Monday, 23 January 2017
4E (Washington State Convention Center )
Daniel P. Stern, UCAR, Monterey, CA; and J. D. Doyle, G. H. Bryan, and J. D. Kepert

In tropical cyclones (TCs), the peak azimuthal-mean wind speeds are generally found within the boundary layer (z=0.5-1 km), and decrease monotonically with increasing height.  Recently, Stern et al. (2014) showed that in a few observed TCs, the azimuthal-mean wind speed in the eyewall actually increases with height over several kilometers, resulting in a secondary local maximum in the mid-troposphere (4-5 km).  Based on a correspondence with similar structures in idealized WRF simulations, it was hypothesized that such atypical wind structures are the consequence of systematic and quasi-steady unbalanced flow.

Here, we present additional evidence of this type of atypical structure, using high-density dropsonde observations from Hurricane Patricia (2015) gathered during the TCI field experiment, along with Doppler wind analyses from NOAA/HRD.  Near peak intensity, Patricia exhibited an absolute wind maximum at 5-6 km height, along with a weaker boundary layer local maximum.

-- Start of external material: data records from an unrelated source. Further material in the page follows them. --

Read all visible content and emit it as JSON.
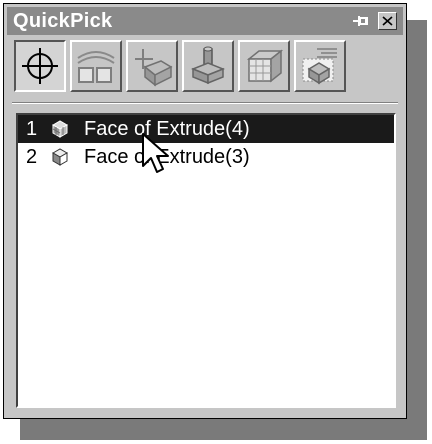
{
  "window": {
    "title": "QuickPick"
  },
  "titlebar_buttons": {
    "pin_icon": "pin-icon",
    "close_icon": "close-icon"
  },
  "toolbar": {
    "tools": [
      {
        "icon": "crosshair-filter-icon",
        "state": "pressed"
      },
      {
        "icon": "curve-edges-filter-icon",
        "state": "normal"
      },
      {
        "icon": "axis-solid-filter-icon",
        "state": "normal"
      },
      {
        "icon": "point-solid-filter-icon",
        "state": "normal"
      },
      {
        "icon": "solid-box-filter-icon",
        "state": "normal"
      },
      {
        "icon": "feature-list-filter-icon",
        "state": "normal"
      }
    ]
  },
  "list": {
    "items": [
      {
        "index": "1",
        "label": "Face of Extrude(4)",
        "selected": true,
        "icon": "face-icon"
      },
      {
        "index": "2",
        "label": "Face of Extrude(3)",
        "selected": false,
        "icon": "face-icon"
      }
    ]
  },
  "colors": {
    "titlebar": "#8a8a8a",
    "selection": "#1a1a1a",
    "panel": "#c6c6c6"
  }
}
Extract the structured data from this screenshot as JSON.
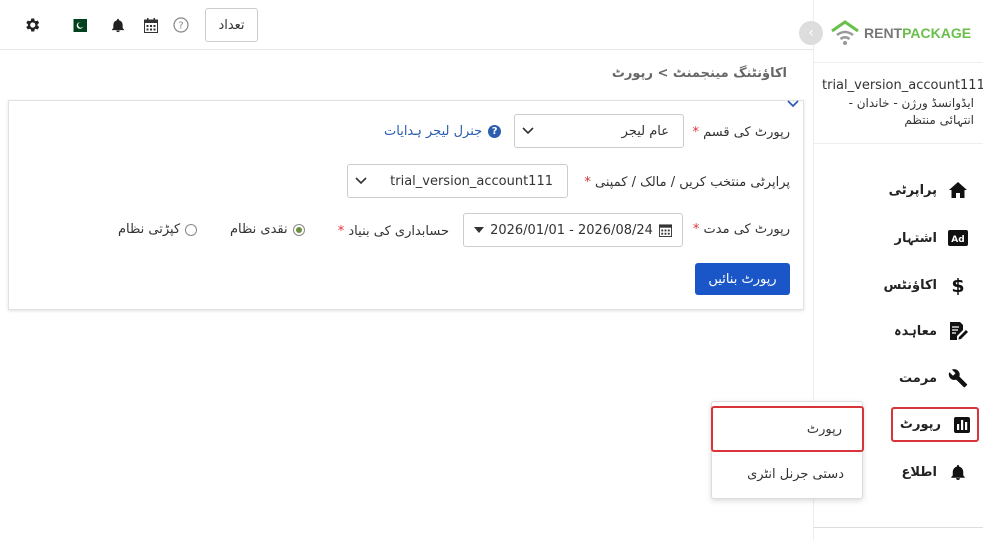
{
  "topbar": {
    "count_button": "تعداد",
    "icons": [
      "gear-icon",
      "pakistan-flag-icon",
      "bell-icon",
      "calendar-icon",
      "help-icon"
    ]
  },
  "logo": {
    "part1": "RENT",
    "part2": "PACKAGE"
  },
  "account": {
    "name": "trial_version_account111",
    "plan_line1": "ایڈوانسڈ ورژن - خاندان -",
    "plan_line2": "انتہائی منتظم"
  },
  "nav": {
    "items": [
      {
        "label": "پراپرٹی",
        "icon": "home-icon"
      },
      {
        "label": "اشتہار",
        "icon": "ad-icon"
      },
      {
        "label": "اکاؤنٹس",
        "icon": "dollar-icon"
      },
      {
        "label": "معاہدہ",
        "icon": "contract-icon"
      },
      {
        "label": "مرمت",
        "icon": "wrench-icon"
      },
      {
        "label": "رپورٹ",
        "icon": "bar-chart-icon"
      },
      {
        "label": "اطلاع",
        "icon": "bell-icon"
      }
    ]
  },
  "popup": {
    "items": [
      "رپورٹ",
      "دستی جرنل انٹری"
    ]
  },
  "breadcrumb": "اکاؤنٹنگ مینجمنٹ > رپورٹ",
  "form": {
    "report_type_label": "رپورٹ کی قسم",
    "report_type_value": "عام لیجر",
    "help_link": "جنرل لیجر ہدایات",
    "property_label": "پراپرٹی منتخب کریں / مالک / کمپنی",
    "property_value": "trial_version_account111",
    "period_label": "رپورٹ کی مدت",
    "period_value": "2026/01/01 - 2026/08/24",
    "basis_label": "حسابداری کی بنیاد",
    "basis_cash": "نقدی نظام",
    "basis_accrual": "کپڑتی نظام",
    "basis_selected": "cash",
    "required_marker": "*",
    "generate_button": "رپورٹ بنائیں"
  },
  "colors": {
    "primary": "#1a56c8",
    "active_border": "#d9343a",
    "logo_green": "#6abf4b"
  }
}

Although Patricia does not seem to be unique, these atypical wind profiles are apparently only found in hurricanes that are very intense and/or very small.  To investigate the dynamics responsible for these profiles, and to understand why they are uncommon, we conduct idealized simulations using the CM1 model, and systematically examine the magnitude and distribution of unbalanced flow and its relationship to storm intensity and size.  We then use an idealized boundary layer model, to further quantify the modulation of frictionally-induced unbalanced jets by the imposed gradient wind profiles.  Finally, we use observational analyses of the gradient winds from Patricia as forcing for the boundary layer model, to determine if this simple model can qualitatively reproduce the atypical mid-level maximum seen in Patricia.